The completion of field evaluation days is often extremely satisfying. The cost, particularly for diving officers working in environmental health and safety offices with staff from multiple disciplines, is that it is hard for colleagues to resist a niggling (or greater) sense that these are boondoggle days. The best way to combat that is to have at least one other safety officer with some dive training to participate in one of the field evaluations. My favorite day of this type was when a fit — but minimally experienced with diving — safety officer who had agreed to be cross-trained declared in a staff meeting that the “boondoggle” day constituted the hardest work he had experienced in his career as a safety officer. It would, of course, have become much easier as he gained experience, but when part of the office time you have to justify is in the ocean it is sometimes best to promote a few illusions.
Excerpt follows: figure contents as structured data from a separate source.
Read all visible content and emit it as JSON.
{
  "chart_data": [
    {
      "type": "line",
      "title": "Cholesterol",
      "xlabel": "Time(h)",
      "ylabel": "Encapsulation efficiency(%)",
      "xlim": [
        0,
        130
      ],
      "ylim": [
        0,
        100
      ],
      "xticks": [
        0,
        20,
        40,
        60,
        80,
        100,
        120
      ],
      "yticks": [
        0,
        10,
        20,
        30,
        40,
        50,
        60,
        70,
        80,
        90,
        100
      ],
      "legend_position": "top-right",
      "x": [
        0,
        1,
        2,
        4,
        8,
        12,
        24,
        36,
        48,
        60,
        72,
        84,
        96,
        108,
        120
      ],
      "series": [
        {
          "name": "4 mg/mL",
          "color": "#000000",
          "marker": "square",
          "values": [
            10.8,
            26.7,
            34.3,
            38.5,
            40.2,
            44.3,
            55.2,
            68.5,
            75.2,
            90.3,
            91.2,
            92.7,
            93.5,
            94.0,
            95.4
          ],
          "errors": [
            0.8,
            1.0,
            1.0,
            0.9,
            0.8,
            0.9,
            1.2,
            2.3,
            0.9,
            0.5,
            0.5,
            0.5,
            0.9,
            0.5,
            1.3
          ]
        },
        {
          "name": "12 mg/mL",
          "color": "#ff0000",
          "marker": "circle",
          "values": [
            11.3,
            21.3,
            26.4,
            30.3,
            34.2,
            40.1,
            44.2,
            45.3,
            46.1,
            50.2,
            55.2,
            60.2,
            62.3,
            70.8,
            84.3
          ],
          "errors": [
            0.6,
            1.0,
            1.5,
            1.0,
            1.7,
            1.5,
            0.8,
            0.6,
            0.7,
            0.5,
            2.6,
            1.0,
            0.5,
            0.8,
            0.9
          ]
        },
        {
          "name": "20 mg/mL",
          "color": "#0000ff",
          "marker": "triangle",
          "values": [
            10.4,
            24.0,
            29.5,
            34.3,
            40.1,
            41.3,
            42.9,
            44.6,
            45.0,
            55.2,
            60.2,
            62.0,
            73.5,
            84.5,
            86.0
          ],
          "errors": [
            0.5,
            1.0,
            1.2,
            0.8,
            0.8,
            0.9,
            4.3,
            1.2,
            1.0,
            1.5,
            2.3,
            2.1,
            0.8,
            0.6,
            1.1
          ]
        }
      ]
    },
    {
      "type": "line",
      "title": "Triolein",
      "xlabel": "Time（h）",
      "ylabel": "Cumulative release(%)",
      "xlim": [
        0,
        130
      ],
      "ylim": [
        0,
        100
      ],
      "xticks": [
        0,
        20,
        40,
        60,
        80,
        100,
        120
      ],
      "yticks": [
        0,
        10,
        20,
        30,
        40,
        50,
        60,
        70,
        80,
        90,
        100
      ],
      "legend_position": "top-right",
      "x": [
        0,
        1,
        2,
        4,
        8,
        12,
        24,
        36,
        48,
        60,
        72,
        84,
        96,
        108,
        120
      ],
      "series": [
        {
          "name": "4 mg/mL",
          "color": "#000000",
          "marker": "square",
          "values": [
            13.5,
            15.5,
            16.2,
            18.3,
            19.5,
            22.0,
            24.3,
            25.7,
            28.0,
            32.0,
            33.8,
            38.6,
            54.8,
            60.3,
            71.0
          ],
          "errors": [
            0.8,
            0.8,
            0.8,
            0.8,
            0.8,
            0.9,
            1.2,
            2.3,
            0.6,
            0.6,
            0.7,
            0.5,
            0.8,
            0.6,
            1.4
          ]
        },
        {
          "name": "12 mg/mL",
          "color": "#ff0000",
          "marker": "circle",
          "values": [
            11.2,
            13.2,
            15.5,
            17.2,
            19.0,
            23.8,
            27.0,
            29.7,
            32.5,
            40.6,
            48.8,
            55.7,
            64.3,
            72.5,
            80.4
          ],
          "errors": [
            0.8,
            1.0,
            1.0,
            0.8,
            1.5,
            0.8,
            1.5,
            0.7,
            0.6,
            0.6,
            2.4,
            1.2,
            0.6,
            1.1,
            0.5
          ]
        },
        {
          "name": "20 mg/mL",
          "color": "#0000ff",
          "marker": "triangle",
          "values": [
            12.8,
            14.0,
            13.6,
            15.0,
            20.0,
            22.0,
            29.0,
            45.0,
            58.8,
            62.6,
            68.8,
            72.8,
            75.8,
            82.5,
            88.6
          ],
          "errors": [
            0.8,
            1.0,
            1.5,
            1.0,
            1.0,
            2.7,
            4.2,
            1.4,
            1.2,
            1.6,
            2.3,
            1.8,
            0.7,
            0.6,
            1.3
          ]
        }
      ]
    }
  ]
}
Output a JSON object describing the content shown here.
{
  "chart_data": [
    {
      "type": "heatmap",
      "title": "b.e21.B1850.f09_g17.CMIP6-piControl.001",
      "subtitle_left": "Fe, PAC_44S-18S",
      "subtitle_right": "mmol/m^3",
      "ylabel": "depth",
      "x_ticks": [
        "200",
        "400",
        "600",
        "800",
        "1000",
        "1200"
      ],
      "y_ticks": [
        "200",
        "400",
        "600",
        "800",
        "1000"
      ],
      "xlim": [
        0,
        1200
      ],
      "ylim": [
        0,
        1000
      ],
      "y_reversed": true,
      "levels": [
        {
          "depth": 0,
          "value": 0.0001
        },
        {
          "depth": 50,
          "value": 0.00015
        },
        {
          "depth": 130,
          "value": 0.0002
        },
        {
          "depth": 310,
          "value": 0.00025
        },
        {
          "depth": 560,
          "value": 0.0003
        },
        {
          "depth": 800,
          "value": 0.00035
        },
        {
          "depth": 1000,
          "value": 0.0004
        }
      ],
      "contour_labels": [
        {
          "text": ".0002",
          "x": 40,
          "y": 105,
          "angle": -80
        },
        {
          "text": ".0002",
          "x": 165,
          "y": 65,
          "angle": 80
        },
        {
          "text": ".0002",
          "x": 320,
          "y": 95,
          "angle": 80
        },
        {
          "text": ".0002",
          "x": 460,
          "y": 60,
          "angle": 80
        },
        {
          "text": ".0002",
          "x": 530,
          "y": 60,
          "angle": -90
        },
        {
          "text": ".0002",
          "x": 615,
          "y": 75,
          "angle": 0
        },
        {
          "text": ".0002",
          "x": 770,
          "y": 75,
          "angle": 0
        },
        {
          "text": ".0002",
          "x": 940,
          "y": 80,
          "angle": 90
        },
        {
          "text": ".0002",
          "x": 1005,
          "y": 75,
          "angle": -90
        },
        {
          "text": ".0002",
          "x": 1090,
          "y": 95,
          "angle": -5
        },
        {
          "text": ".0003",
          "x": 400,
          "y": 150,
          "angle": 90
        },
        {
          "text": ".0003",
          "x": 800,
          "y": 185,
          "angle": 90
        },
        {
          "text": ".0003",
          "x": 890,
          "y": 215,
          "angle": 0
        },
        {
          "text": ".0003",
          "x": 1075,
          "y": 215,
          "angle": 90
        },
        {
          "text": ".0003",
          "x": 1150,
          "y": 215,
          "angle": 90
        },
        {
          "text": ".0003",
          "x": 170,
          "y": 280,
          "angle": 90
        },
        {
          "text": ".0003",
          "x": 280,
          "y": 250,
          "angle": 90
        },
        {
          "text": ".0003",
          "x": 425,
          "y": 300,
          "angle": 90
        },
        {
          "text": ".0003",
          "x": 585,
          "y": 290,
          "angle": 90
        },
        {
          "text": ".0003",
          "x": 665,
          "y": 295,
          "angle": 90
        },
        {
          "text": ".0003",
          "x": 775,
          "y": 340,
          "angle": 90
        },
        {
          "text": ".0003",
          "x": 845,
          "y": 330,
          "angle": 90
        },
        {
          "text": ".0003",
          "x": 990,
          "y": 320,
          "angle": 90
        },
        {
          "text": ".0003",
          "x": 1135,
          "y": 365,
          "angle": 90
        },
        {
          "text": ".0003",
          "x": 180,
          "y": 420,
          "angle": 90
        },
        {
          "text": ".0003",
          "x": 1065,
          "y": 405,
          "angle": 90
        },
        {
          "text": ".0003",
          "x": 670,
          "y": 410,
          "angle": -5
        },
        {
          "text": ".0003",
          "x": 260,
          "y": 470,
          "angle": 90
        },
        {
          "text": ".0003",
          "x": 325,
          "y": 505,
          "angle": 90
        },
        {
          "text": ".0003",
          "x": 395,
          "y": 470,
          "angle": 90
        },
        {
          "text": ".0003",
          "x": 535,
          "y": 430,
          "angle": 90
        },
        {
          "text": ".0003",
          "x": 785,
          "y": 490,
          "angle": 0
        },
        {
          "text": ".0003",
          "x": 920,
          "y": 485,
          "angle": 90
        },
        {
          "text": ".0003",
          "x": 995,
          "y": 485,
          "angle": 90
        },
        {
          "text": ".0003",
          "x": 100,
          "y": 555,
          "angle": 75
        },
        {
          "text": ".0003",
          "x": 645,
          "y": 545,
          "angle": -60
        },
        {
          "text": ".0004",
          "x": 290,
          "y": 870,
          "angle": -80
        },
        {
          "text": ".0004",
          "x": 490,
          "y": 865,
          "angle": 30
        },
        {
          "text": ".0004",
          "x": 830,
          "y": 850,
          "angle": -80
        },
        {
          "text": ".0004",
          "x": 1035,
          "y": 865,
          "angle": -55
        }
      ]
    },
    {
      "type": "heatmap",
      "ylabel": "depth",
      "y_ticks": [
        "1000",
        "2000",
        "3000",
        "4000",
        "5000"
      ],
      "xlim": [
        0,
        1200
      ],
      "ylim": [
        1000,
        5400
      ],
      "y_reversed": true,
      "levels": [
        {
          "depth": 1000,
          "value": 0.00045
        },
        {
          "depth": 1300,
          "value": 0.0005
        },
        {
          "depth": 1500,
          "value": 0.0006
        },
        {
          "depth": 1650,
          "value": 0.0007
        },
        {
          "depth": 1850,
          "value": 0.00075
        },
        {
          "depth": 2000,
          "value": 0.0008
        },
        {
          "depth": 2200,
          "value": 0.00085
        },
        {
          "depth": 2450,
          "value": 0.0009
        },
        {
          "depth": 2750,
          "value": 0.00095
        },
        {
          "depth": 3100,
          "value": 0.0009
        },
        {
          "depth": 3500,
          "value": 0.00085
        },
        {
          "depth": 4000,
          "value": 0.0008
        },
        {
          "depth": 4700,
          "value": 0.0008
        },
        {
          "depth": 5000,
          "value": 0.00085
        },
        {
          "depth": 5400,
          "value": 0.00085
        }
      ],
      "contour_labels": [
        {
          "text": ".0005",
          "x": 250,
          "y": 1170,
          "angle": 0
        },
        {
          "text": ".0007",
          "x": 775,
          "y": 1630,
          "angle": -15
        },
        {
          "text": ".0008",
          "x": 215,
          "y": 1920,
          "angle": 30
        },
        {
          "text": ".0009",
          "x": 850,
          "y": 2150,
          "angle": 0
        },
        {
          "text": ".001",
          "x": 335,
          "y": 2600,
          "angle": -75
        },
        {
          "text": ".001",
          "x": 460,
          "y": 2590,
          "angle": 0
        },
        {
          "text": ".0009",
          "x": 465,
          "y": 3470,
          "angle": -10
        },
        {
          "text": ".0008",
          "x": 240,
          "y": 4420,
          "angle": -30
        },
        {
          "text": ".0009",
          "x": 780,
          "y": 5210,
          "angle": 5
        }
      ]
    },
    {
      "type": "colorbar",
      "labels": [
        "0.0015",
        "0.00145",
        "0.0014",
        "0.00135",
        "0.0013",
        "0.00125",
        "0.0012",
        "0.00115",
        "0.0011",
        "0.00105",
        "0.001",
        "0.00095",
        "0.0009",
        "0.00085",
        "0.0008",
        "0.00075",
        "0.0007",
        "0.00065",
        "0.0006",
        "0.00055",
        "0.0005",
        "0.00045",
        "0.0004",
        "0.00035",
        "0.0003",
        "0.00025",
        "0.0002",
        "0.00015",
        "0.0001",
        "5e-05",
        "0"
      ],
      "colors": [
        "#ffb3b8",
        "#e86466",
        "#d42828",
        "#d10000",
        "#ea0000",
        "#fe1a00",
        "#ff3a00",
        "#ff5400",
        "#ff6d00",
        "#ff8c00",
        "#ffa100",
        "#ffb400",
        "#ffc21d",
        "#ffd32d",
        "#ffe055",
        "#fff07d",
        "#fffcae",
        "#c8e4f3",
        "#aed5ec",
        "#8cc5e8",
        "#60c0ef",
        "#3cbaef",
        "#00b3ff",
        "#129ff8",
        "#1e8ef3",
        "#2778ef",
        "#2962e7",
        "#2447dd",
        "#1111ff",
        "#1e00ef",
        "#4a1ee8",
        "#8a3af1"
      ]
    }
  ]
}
A good way to investigate potential careers in diving health and safety is to join an existing scientific diving program. While this may be easiest for students at institutions with programs, nonstudents may also be able to join, often initially as volunteer divers. This can be the gateway, providing experience and training and, if the fit is good, more opportunity. Those who enjoy the challenge of holding all of the pieces together to maintain a safe diving program could find a very satisfying career path.
References
1. Dardeau MR, Pollock NW, McDonald CM, Lang MA. The incidence of decompression illness in 10 years of scientific diving. Diving Hyperb Med. 2012; 42(4): 195-200.
2. Ma AC, Pollock NW. Physical fitness of scientific divers: standards and shortcomings. In: Pollock NW, Godfrey JM, eds. Diving for Science 2007. Proceedings of the American Academy of Underwater Sciences 26th Symposium. Dauphin Isl, AL: AAUS, 2007: 33-43.